BİR FİNCAN SOHBET : KİTAP KARAKTERLERİ
Günün hangi saatinde okuyorsanız sonrasının iyi geçmesini temenni ederek başlıyorum yazıma. Çayınızı, kahvenizi içerken cümlelerimle yanınızda olabiliyorsam ne mutlu bana. Benim en sevdiğim konseptlerden biri olan “bir fincan sohbet’in” ikincisinden sevgilerle!

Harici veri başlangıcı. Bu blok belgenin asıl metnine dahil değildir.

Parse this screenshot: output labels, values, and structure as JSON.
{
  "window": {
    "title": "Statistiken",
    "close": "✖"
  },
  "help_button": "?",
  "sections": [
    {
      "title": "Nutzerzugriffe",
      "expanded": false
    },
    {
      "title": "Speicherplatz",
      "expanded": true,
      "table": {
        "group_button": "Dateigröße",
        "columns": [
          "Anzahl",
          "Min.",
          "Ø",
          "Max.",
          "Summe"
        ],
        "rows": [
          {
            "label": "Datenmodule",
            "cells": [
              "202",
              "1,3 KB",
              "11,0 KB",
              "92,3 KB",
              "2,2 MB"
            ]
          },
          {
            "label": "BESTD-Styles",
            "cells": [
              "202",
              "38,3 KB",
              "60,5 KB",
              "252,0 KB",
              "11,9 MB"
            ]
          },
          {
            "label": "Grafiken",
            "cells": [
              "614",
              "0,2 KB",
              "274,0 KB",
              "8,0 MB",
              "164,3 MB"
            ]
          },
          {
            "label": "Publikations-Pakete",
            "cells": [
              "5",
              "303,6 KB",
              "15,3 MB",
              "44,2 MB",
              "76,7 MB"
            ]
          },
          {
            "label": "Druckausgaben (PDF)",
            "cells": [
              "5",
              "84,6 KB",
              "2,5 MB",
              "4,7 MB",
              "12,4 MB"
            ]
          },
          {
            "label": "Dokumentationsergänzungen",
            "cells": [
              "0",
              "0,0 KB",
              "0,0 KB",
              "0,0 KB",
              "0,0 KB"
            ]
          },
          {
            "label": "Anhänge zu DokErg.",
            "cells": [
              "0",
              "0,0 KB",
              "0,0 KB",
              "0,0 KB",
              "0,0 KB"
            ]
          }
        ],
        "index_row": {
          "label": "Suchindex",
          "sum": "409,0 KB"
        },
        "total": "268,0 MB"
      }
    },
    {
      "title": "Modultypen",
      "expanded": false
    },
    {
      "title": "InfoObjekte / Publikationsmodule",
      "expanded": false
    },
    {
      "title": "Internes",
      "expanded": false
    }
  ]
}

Yazdığım hikayelerin bana kattığı en büyük ve en güzel şey yazdığım bütün karakterlerin daima benimle oluşu. Kalemde, kağıtta, bilgisayarda kalmıyorlar çünkü. Kafamın içinde ben uyuduğum zaman uyuyorlar, üzüldüğüm zaman hepsi ne yapacağını bilmez şekilde izliyor beni. Eğlendiğim zaman hep birlikte eğleniyoruz. Bazen işin içinden çıkamadığım zamanlar oluyor. Ne yapacağımı bilemediğim o anlarda düşünüyorum. Karakterlerimden biri olsaydı ne yapardı diye. Kızar mıydı, görmezden mi gelirdi yoksa çıkıp konuşur muydu? Bazen mantıklı karakterlerin yapacağını yapıyorum, bazen başvurduğum ilk kişiler deli dolu karakterlerim oluyor.

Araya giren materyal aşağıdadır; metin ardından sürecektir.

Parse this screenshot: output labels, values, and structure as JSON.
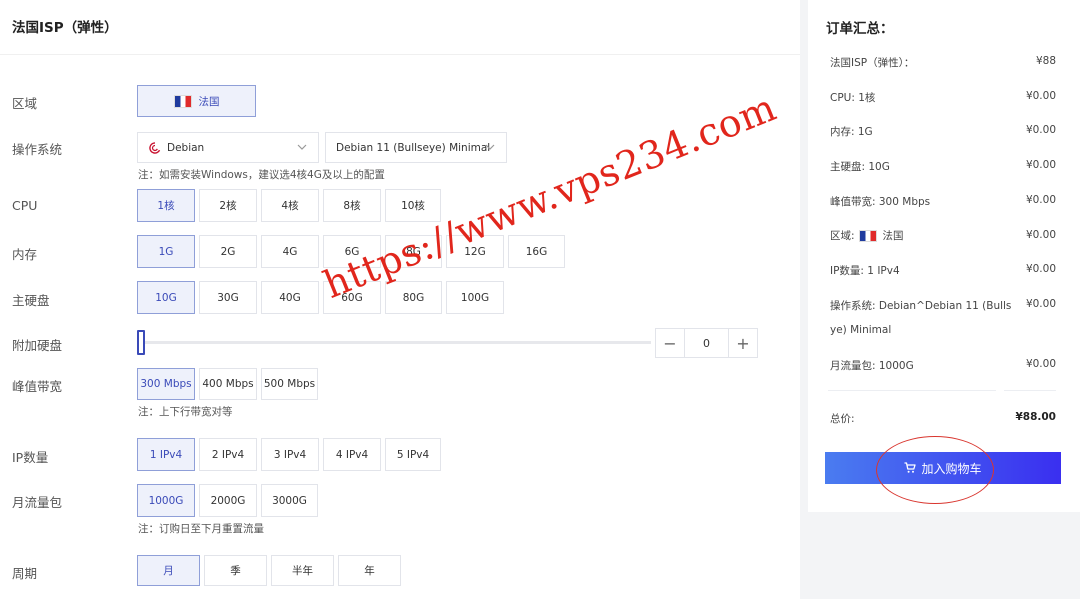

Kalemi ilk elime aldığımda hiçbirini tanımıyorum. Günlerce belki haftalarca isim sitelerinde dolanıyorum bulmak için. Tam ümidimi yitireceğim sırada bir isim çıkıyor karşıma. Görür görmez gözlerim parlıyor. Anlamı, kendisi kafamdaki karaktere o kadar uyuyor ki “işte bu!” diyorum heyecanla. Sonra fiziksel özelliklerini belirliyorum. Gözlerinin hangi renk olduğu benim için çok önemli mesela. Parıl parıl kahverengi bakışlara mı sahip, donuk mavi gözleri mi yoksa neşeli bakan ela gözleri mi var? Saçlarını dağınık kullanmayı sevecek biriyse biraz uzun olsun saçları. En yakın arkadaşı kim olsun? İlkokuldan beri sürdürdüğü arkadaşlıkları olacak kadar şanslı mı olsun yoksa yalnızlıklar içinde yaşamaya bayılan biri mi? Kendini en çok kimin yanında iyi hissetsin? Üzüldüğünde kenara çekilip acı mı çeksin yoksa ortalığı ayağa mı kaldırsın? Mutlu olduğunda gözlerinin içi gülecek mi, belki de güldürmeyen bir yarası var. Her şeye üzülecek mi peki? Belki de bir sürü şey yaşamış, basit şeylere üzülmeyecek kadar sağlamlaşmış. Belki de herkes gibi. Sokakta yanımızdan geçip giden birinin dinlediği şarkıyı dinliyor her sabah. Vitrinde görüp “Bunu hiç beğenmedim.” dediğin ceket O’nun en sevdiği ceketi. Ayakkabı bağcıklarını bağlamadan dışarı çıkmıyor. Tabii hepsinin en yakın arkadaşı benim ama bu hepimizin arasında bir sır. (Burada gururla gülümsüyorum.)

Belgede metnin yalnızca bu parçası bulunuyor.